Uma das novidades do relatório é que a Rússia e o Quirguistão aparecem pela primeira vez na categoria ‘Discriminação’. “São países onde só se pode falar de religião se tiver a ver com o grupo maioritário, todas as outras religiões são perseguidas. Muitos dos missionários católicos foram obrigados a sair”, conta.

O documento alerta para a violação da liberdade religiosa em países com “regimes autoritários”, e para o “nacionalismo agressivo” que intimida de forma violenta e sistemática os grupos religiosos minoritários.

Dar mais atenção a África

Segundo o relatório da AIS, o sucesso das campanhas militares contra o auto proclamado Estado Islâmico está a esconder, de alguma forma, a propagação de outros movimentos islamitas militantes. Mas, a Europa e o Ocidente não podem continuar distraídos em relação aos novos extremismos que estão a surgir, nomeadamente no Médio Oriente e no continente africano.

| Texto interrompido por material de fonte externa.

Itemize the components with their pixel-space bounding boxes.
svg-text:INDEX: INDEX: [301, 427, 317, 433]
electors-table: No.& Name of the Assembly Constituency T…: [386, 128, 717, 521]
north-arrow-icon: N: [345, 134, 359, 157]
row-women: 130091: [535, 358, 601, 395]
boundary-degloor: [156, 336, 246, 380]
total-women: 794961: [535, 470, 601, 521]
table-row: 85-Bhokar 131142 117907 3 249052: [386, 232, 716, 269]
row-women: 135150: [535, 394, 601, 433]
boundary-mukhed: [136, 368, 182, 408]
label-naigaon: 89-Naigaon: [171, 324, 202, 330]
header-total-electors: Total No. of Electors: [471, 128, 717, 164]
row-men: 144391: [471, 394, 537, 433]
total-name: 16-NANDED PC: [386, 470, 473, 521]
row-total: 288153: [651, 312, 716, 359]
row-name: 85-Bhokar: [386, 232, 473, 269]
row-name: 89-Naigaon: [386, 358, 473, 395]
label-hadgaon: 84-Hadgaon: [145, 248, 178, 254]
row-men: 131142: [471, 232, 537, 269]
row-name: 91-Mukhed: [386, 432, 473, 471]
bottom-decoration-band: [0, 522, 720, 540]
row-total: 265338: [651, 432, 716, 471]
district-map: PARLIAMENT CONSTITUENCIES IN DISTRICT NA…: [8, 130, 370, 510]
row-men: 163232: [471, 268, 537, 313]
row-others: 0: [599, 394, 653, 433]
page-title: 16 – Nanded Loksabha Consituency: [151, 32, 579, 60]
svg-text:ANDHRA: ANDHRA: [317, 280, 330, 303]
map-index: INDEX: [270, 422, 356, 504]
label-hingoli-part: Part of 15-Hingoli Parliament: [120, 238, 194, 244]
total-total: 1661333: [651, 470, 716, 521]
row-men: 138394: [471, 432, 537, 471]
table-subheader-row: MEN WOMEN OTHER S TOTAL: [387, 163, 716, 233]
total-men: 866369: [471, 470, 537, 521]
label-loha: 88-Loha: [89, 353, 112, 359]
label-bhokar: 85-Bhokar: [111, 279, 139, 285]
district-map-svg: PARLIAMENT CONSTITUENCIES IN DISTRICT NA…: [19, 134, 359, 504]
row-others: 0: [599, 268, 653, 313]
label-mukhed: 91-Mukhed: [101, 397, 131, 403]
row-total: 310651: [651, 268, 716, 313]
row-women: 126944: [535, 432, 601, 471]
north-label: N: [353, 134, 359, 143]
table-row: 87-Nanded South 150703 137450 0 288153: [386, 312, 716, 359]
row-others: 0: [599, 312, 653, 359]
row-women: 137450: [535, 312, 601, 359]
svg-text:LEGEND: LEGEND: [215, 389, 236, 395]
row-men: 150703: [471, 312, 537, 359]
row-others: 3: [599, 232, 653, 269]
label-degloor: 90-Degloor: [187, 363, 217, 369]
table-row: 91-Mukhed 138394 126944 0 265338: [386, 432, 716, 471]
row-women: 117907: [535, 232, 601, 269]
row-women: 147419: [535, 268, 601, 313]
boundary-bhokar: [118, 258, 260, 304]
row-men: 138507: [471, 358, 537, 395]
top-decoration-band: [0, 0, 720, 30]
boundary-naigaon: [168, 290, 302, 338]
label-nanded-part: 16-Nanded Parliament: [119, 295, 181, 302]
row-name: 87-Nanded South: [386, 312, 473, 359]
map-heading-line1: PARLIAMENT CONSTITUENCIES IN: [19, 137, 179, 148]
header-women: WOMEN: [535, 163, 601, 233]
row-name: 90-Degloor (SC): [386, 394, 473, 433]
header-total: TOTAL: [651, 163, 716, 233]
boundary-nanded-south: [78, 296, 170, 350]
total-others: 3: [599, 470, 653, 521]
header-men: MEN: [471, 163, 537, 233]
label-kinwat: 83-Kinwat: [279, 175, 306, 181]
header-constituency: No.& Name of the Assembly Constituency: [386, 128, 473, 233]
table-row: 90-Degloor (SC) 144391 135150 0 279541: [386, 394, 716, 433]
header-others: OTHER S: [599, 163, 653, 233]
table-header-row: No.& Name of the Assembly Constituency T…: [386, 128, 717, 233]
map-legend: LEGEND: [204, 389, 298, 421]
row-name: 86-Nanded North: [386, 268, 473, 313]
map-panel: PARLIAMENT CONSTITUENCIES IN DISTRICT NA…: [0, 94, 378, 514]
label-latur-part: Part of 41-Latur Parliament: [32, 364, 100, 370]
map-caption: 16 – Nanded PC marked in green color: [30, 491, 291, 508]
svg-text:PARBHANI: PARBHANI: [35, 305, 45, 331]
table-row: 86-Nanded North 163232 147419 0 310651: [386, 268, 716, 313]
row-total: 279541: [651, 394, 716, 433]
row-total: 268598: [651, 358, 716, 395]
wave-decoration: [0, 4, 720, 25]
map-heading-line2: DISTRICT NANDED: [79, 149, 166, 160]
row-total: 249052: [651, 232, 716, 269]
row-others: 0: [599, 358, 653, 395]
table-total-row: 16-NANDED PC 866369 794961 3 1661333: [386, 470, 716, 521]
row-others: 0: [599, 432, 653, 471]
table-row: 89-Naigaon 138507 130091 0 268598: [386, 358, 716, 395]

“A Europa está tão preocupada com os seus próprios problemas internos que não liga a estas questões, mas se olharmos para o mapa de África vemos que está cheio de grupos radicais a atuar, com nomes diferentes mas que juraram fidelidade ao autoproclamado Estado Islâmico”, diz Catarina Martins Bettencourt, que dá exemplos. “Na República Centro Africana temos os rebeldes Seleka, de maioria muçulmana, que lutam contra as milícias anti-Balaka, maioritariamente cristãs. Vamos para a Nigéria e temos o Boko Haram, na Somália temos a milícia Al-Shabaab. E há quem diga que mesmo no norte de Moçambique, onde tem havido ataques, é um ramo desta milícia que está a atuar”, afirma.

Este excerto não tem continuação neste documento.